Par Olivier Tibi, guide pour Terra Andina Bolivia, en 2002. |
||
Eh bien voilà, une bonne chose de faite : je viens de terminer mon premier circuit comme guide Terra Andina. Je suis heureux comme un lama sur son altiplano, mes yeux pétillent, j’ai la peau cramée.
Et dire qu’il y a quelques mois à peine je me morfondais en Bourgogne, rêvant d’aventure …
Nous sommes le jeudi 30 Mai 2002. Je monte dans mon fidèle destroyer blanc, le Land Cruiser modèle 3F qui avoisine les 260.000 Km, une monture encore peu apprivoisée par mes petites mains.
Son nom : la Salsa. Pourquoi ? Parce qu’elle danse sans arrêt dans les virages et chauffe davantage qu’une “mulata” des caraïbes se trémoussant dans la chaleur humide.

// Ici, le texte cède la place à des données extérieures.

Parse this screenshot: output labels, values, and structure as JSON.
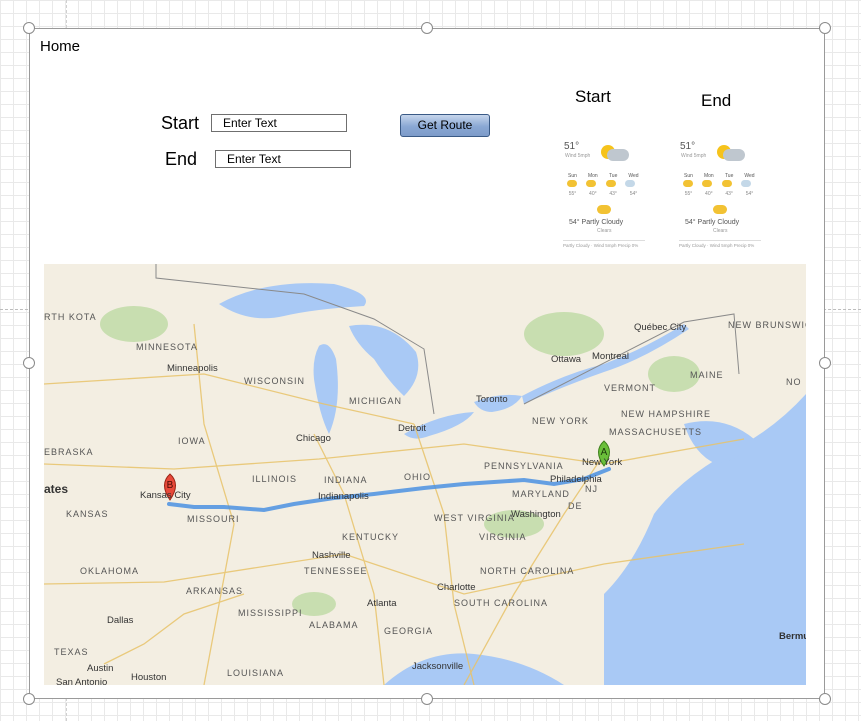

Nous partons à deux voitures, les galeries chargées du matériel de nos sept clients. Le deuxième chauffeur, c’est mon compagnon de voyage : Martin. Comment vous décrire Martin ? Un homme d’une quarantaine d’années, basané par le soleil et laissant apparaître une jolie dentition toute dorée lorsqu’il me lance ses sourires quotidiens. C’est une bête d’aventure, un marin des temps modernes, un croisé Mac Gyver et Huggy les bons tuyaux. Il connaît la Bolivie comme sa poche.

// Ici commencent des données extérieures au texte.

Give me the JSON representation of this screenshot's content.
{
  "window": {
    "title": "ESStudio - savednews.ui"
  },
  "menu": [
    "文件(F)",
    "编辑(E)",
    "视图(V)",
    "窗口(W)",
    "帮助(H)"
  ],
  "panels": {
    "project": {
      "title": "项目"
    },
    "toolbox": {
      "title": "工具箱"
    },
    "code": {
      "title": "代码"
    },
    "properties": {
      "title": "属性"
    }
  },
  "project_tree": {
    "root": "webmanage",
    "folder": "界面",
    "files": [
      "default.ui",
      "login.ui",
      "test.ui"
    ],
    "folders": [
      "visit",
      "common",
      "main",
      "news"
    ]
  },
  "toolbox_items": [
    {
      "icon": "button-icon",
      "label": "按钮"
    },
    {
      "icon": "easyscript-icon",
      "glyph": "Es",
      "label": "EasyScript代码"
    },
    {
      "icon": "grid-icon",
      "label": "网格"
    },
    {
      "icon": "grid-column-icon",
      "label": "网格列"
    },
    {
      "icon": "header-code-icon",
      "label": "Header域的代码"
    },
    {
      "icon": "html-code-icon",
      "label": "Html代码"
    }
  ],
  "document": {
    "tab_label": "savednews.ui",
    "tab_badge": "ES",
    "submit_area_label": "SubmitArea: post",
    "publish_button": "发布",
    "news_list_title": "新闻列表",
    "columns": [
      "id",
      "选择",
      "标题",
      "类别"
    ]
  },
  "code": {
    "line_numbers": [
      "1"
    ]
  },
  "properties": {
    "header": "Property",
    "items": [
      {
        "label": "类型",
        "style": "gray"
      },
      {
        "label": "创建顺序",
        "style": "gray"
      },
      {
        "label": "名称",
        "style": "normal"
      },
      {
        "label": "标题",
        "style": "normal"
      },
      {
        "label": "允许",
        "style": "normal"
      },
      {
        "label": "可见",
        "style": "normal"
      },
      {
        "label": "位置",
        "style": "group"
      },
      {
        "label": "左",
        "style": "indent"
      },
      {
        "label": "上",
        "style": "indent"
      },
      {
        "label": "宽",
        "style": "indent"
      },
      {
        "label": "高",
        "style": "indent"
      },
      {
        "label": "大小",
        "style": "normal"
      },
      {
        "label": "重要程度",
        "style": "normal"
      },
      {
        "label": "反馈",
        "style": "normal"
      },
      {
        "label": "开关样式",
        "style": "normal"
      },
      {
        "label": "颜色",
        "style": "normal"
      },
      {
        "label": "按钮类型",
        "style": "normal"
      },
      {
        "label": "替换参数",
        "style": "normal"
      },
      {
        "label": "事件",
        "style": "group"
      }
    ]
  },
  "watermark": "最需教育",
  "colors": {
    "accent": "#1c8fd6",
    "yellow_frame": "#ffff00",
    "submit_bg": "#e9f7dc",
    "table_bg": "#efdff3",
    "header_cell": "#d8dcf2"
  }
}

Il est un peu plus de 9h du matin, le chemin pour le Salar d’Uyuni s’offre à nous. La route est belle, l’asphalte siffle sous nos pneus tout crantés. A bord, l’ambiance est plutôt silencieuse malgré un fond musical typiquement andin. Mes clients auraient-ils de mauvaises pensées ? Non, me dis-je ! Il est vrai que je ne suis encore qu’un petit Jedi mais j’ai le bon côté de la lune avec moi.
Nous filons droit sur Patacamaya et nous arrêtons pour une pause déjeuner au lieu-dit Challapata, petite bourgade de l’Altiplano qui transpire la pauvreté et baigne dans la poussière.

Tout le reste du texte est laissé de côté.